Ukrainian police tow a destroyed car away from the site of a car bomb attack in Kyiv on June 27. A senior Ukrainian military intelligence officer, Maksym Shapoval, was killed in the early-morning blast. (Ukrafoto)
Kremlin blamed
The June 27 blasts are just the latest in a growing number of attacks in recent months on senior Ukrainian servicemen behind the front lines, in government-controlled territory.
On March 31, another SBU counter-espionage colonel, Oleksandr Kharaberush, was killed by a car bomb as he was driving in a busy street in the city of Mariupol in Donetsk Oblast.
According to Ukrainian authorities, Russia is thought to have been behind a failed June 1 attack on Adam Osmaev, a Chechen fighter who fought in the Donbas war, and also the March 23 assassination on a street in central Kyiv of Vadim Voronenkov, a former Russian lawmaker who had defected to Kyiv.
The latest wave of car-bomb killings in Ukraine started with the murder of journalist Pavlo Sheremet in July 2016 in Kyiv — a crime as yet unsolved by law enforcers.
However, Ukraine’s top security officials say they have no doubt that the Kremlin is behind the increasingly frequent terror attacks throughout the country.

Yuriy Vozniy
Overstretch
Meanwhile, former Security Service of Ukraine Chief Valentyn Nalyvaichenko said the attacks showed more resources should be put into counterintelligence.
“They must complete an investigation into at least one of these murders,” ex-Security Service of Ukraine Chief Valentyn Nalyvaichenko said at a news briefing on June 29. “They must find out who made the explosive devices, where the devices came from and who the organizers are.”
Nalyvaichenko said that the patterns of recent car explosions targeting Ukrainian security officials were similar. He also said that less than 10 percent of the SBU’s employees were now involved in counterintelligence, and that was insufficient. Moreover, in 2015 a bill making counterintelligence and anti-terrorism the SBU’s top priorities was submitted to the president but it has not been adopted yet, Nalyvaichenko said.

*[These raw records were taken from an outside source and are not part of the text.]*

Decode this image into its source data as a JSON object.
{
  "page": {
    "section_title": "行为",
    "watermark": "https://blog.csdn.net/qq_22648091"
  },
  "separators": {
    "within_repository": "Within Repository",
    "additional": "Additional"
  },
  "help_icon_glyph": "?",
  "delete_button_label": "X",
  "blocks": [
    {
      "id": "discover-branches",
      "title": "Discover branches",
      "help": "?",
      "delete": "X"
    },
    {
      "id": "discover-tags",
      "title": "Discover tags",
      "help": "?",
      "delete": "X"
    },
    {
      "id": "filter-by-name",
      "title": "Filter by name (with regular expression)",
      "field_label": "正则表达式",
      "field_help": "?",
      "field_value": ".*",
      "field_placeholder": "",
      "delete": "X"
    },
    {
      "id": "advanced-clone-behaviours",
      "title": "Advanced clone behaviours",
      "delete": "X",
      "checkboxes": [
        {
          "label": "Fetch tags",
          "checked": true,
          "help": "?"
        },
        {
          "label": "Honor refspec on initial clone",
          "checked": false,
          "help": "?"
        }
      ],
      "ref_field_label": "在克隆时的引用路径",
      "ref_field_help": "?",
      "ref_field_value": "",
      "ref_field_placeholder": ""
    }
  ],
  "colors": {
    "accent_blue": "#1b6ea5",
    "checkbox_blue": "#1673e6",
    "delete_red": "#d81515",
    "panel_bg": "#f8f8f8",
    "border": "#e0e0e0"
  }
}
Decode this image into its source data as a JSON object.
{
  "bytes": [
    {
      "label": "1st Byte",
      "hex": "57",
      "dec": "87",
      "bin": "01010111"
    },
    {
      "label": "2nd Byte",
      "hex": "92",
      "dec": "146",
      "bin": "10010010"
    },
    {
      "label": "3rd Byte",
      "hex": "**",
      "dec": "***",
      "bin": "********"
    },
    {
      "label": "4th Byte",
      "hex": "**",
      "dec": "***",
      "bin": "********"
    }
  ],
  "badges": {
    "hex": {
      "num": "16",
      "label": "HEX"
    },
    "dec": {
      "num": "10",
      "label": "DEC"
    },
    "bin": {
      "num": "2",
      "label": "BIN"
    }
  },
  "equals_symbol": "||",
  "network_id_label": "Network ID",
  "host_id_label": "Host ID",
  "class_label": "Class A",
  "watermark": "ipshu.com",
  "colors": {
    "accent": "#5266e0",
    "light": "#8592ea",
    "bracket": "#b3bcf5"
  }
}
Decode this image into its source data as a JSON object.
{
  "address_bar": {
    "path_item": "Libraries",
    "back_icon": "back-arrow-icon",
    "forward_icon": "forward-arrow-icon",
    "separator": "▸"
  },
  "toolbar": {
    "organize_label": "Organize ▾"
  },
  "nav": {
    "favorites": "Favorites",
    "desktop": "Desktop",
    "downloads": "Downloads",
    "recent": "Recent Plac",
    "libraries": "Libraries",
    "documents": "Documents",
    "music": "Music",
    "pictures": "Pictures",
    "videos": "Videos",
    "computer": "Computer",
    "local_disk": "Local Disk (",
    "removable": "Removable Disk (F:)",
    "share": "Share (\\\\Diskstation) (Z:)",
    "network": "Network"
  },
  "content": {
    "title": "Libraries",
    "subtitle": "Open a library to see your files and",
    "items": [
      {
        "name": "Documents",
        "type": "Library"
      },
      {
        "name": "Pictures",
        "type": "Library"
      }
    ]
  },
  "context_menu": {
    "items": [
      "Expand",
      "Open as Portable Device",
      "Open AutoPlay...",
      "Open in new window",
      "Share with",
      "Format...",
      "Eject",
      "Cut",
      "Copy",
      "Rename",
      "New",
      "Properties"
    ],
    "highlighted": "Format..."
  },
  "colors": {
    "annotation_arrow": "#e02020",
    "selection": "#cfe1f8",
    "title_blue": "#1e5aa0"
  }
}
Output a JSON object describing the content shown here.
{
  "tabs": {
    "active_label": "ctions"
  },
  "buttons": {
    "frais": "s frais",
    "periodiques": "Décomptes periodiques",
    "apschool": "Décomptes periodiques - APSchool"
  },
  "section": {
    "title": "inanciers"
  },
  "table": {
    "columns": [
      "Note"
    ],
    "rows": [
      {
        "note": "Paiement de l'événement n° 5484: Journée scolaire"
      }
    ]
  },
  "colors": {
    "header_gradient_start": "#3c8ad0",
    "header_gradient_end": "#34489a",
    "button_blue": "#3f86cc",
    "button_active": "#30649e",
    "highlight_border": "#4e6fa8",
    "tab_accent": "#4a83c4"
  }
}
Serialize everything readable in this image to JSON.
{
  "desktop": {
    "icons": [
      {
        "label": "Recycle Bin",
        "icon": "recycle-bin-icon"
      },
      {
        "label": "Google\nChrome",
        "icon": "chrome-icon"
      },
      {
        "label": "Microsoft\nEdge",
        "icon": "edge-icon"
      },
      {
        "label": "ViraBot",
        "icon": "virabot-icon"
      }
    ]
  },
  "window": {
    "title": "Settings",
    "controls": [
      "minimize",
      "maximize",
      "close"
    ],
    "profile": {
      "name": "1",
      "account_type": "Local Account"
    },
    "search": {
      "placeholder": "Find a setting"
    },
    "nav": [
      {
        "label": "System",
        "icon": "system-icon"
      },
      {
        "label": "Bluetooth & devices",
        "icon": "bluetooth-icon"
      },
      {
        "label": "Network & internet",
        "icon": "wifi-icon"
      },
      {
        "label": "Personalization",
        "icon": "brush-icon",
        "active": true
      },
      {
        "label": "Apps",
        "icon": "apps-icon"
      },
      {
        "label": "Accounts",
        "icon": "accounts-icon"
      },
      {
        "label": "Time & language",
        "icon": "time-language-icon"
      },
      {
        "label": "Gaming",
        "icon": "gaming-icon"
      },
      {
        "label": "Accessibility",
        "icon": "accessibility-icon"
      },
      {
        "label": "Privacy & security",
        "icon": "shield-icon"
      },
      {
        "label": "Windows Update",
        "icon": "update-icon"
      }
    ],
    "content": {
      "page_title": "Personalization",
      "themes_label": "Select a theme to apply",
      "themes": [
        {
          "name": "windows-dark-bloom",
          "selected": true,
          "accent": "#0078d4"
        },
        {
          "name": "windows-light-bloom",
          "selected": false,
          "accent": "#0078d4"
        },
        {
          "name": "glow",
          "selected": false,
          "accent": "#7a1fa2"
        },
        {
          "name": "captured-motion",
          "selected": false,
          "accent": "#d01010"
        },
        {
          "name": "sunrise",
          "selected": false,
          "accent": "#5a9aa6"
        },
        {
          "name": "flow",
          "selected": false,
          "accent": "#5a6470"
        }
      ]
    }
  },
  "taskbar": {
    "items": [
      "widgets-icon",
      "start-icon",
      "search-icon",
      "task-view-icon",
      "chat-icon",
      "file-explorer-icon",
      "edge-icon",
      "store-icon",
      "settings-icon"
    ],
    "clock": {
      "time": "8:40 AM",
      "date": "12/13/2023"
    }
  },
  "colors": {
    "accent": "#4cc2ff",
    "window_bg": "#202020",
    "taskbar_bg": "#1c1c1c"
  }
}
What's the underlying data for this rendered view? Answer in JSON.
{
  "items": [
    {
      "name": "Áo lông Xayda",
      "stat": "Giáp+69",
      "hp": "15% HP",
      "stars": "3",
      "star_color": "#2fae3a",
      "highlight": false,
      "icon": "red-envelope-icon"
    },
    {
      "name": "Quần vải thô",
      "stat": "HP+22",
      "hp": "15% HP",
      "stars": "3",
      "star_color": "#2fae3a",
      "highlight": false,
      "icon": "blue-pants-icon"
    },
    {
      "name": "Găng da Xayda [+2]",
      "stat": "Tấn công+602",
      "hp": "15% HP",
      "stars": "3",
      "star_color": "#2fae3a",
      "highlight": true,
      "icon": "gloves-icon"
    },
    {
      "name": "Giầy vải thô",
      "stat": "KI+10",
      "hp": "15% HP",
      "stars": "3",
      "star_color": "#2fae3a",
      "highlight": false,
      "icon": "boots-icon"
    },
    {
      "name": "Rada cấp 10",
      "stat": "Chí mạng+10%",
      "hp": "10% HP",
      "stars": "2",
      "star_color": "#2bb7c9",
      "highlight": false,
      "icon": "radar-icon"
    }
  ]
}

At the same news briefing, Hennady Druzenko, the head of PDMSH, a volunteer group helping the military, said he thought the security services might be overstretched.
“I suspect that, when intelligence and law enforcement agencies are protecting the Presidential Administration and cracking down on Ukrainian businesses and volunteer fighters, they’re lacking resources to fulfill their main duty: defending the nation from Russian terrorist attacks in the center of our country,” Druzenko said.
Double strike
Over the past few months, Russia has been systematically escalating its subversive activities in Ukraine as a part of its hybrid war against Ukraine, National Security and Defense Council chairman Oleksandr Turchynov said on June 27.
“The weight of evidence suggests that all these murders were planned and organized with the direct involvement of the Russian special services,” Turchynov said during a council meeting following Shapoval’s killing.
“This terror attack is aimed at intimidating and destabilizing the country. It’s no coincidence that the (car bombing) took place amid a large-scale cyberattack, which had Russian origins as well.”
Interior Ministry spokesman Artem Shevchenko also claimed in a post on his Facebook page on June 27 that it was no coincidence that there were two high-profile assassinations and a massive cyberattack in the country on the same day.
The killing of Shapoval on June 27 was immediately followed by an “unprecedentedly large-scale cyberattack,” Shevchenko wrote, in the same way as the murder of the Russian defector Voronenkov on March 23 came on the same day as an alleged drone attack on a giant ammunition depot in Balakliya, which caused a massive fire and devastating explosions.
“It’s a double strike,” Shevchenko said.
Kyiv Post reporter Oleg Sukhov contributed to this report.